A Unified Theory for Causal Inference: Direct Debiased Machine Learning via Bregman-Riesz Regression

TL;DR

This paper presents a unified theoretical framework for causal inference that connects various estimation methods like Riesz regression, covariate balancing, DRE, TMLE, and matching, highlighting their relationships and equivalences.

Contribution

It introduces a comprehensive theory unifying multiple causal inference techniques through the concept of Riesz regression and density ratio estimation, clarifying their interconnections.

Findings

Riesz regression is equivalent to density ratio estimation in ATE.

Nearest neighbor matching is a special case of DRE and Riesz regression.

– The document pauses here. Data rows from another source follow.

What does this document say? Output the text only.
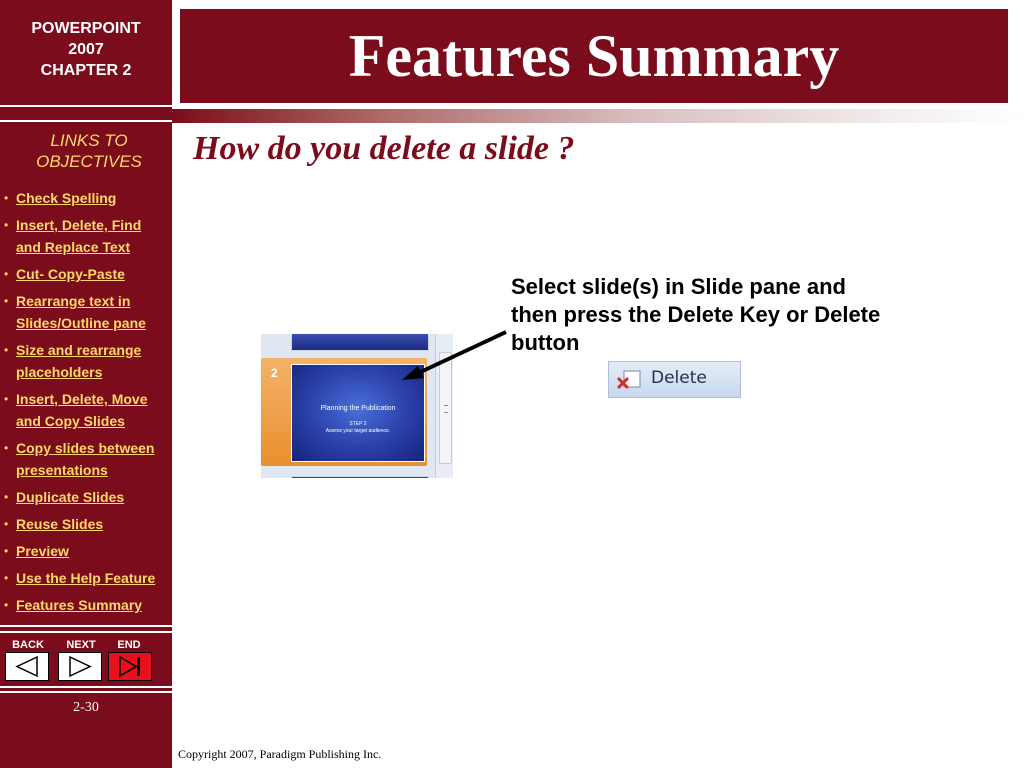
POWERPOINT
2007
CHAPTER 2
LINKS TO OBJECTIVES
• Check Spelling
• Insert, Delete, Find and Replace Text
• Cut- Copy-Paste
• Rearrange text in Slides/Outline pane
• Size and rearrange placeholders
• Insert, Delete, Move and Copy Slides
• Copy slides between presentations
• Duplicate Slides
• Reuse Slides
• Preview
• Use the Help Feature
• Features Summary
BACK	NEXT	END
2-30
Features Summary
How do you delete a slide ?
Select slide(s) in Slide pane and then press the Delete Key or Delete button
2
Planning the Publication
STEP 2
Assess your target audience.
Delete
Copyright 2007, Paradigm Publishing Inc.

TMLE effectively eliminates leading bias in regression estimators.

Abstract

This note introduces a unified theory for causal inference that integrates Riesz regression, covariate balancing, density-ratio estimation (DRE), targeted maximum likelihood estimation (TMLE), and the matching estimator in average treatment effect (ATE) estimation. In ATE estimation, the balancing weights and the regression functions of the outcome play important roles, where the balancing weights are referred to as the Riesz representer, bias-correction term, and clever covariates, depending on the context. Riesz regression, covariate balancing, DRE, and the matching estimator are methods for estimating the balancing weights, where Riesz regression is essentially equivalent to DRE in the ATE context, the matching estimator is a special case of DRE, and DRE is in a dual relationship with covariate balancing. TMLE is a method for constructing regression function estimators such that the leading bias term becomes zero. Nearest Neighbor Matching is equivalent to Least Squares Density Ratio Estimation and Riesz Regression.